Usnavi (Anthony Ramos) ha vivido toda su vida en esta parte de Manhattan y es dueño de una pequeña bodega. Su sueño es regresar a su natal República Dominicana y revivir el sueño de su difunto padre. Usnavi trabaja hasta el cansancio para reconstruir “El Sueñito”, un bar en la playa que su padre administraba y que le genera los más preciosos recuerdos. De manera paralela a la utopía de Usnavi ruedan otros anhelos en las venas de Vanessa (Melissa Barrerra), que sueña con convertirse en una famosa diseñadora de modas. Unas casas más allá encontramos a Nina (Leslie Grace) y su intento de conseguir un título universitario con el apoyo de su padre Kevin (Jimmy Smits) otro inmigrante que ha puesto todo el empeño para garantizar a su hija los privilegios que él no tuvo.

In the Heights
In the Heights (Google Images)

A través de un reluciente cristal

La ambición más grande de In the Heights es representar toda esa mezcla de culturas que ebulle en las calles de este pintoresco vecindario. Poniendo en primer plano a los dominicanos y siguiendo por ese camino para tropezarnos con boricuas, cubanos, colombianos, etc.…
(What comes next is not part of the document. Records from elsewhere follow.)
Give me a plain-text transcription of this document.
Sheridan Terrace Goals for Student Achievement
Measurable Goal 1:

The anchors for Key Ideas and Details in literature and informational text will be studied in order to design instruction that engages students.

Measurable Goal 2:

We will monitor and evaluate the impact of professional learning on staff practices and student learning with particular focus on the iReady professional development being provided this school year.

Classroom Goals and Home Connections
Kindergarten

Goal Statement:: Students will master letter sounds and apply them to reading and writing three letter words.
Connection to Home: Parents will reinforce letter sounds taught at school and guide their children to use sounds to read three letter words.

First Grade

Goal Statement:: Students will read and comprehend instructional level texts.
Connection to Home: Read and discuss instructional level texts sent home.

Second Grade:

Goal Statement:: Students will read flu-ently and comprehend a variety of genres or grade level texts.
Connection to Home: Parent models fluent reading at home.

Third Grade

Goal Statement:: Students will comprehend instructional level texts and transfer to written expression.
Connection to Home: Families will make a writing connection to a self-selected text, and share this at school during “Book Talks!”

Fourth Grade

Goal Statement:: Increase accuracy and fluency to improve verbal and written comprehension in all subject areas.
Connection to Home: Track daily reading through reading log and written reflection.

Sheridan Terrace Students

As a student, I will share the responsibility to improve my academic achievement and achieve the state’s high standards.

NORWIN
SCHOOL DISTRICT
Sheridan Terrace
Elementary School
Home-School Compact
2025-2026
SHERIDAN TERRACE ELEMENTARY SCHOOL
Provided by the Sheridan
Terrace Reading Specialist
En ese intento de retratar los colores de esas banderas el filme encuentra en bache que no puede salvar. Los personajes se estiran y se refinan tanto que lo que nos queda es una figura maquillada de la realidad. Vemos todo desde un reluciente cristal que no deja espacio para imperfecciones ni para la más mínima impureza. El retrato del dominicano migrante queda reducido a una calcomanía de la isla con los colores de la bandera y a una idílica playa de arena blanca y aguas turquesa. Las otras comunidades se ahogan en unos cantos sobrados de gracia y encanto pero que fracasan en mostrar la identidad de sus culturas.

La técnica no falla, hay una perfecta comunión entre los elementos que hacen posible la puesta en escena. La cámara se desplaza con dinamismo entre las precisas coreografías y los escenarios que se inventan entre las calles de ese ecosistema que respira salsa, merengue, ron y cerveza. Es aquí donde In the Heights respira sin apuros y hasta grita a todo pulmón. El detalle en cada número musical se mide hasta el milímetro y no hay nada fuera de tono. En particular me quedo con el solo de la abuela Claudia (Olga Merediz) como el momento que mejor combina la esencia del musical y ese lastre que siempre arrastra el inmigrante. La danza en el subterráneo y el decorado que le acompaña es en realidad un momento brillante del filme. Lamentablemente esta es una excepción y no la regla.

In the Heights lo apuesta todo por el espectáculo visual y en esa parte no decepciona, pero cuando intenta ir más allá y abrazar el discurso de las culturas minoritarias y representarlas en pantalla hace un servicio deshonroso. Igual sus 2 horas y 23 minutos no le benefician para mantener el ritmo que, por momentos, toca niveles que nos hacen mirar el reloj o como diría el gran amigo y maestro Armando Almánzar, “a cambiar de nalgas”. Este último es indicador infalible para saber si estamos ante una buena o una mala película.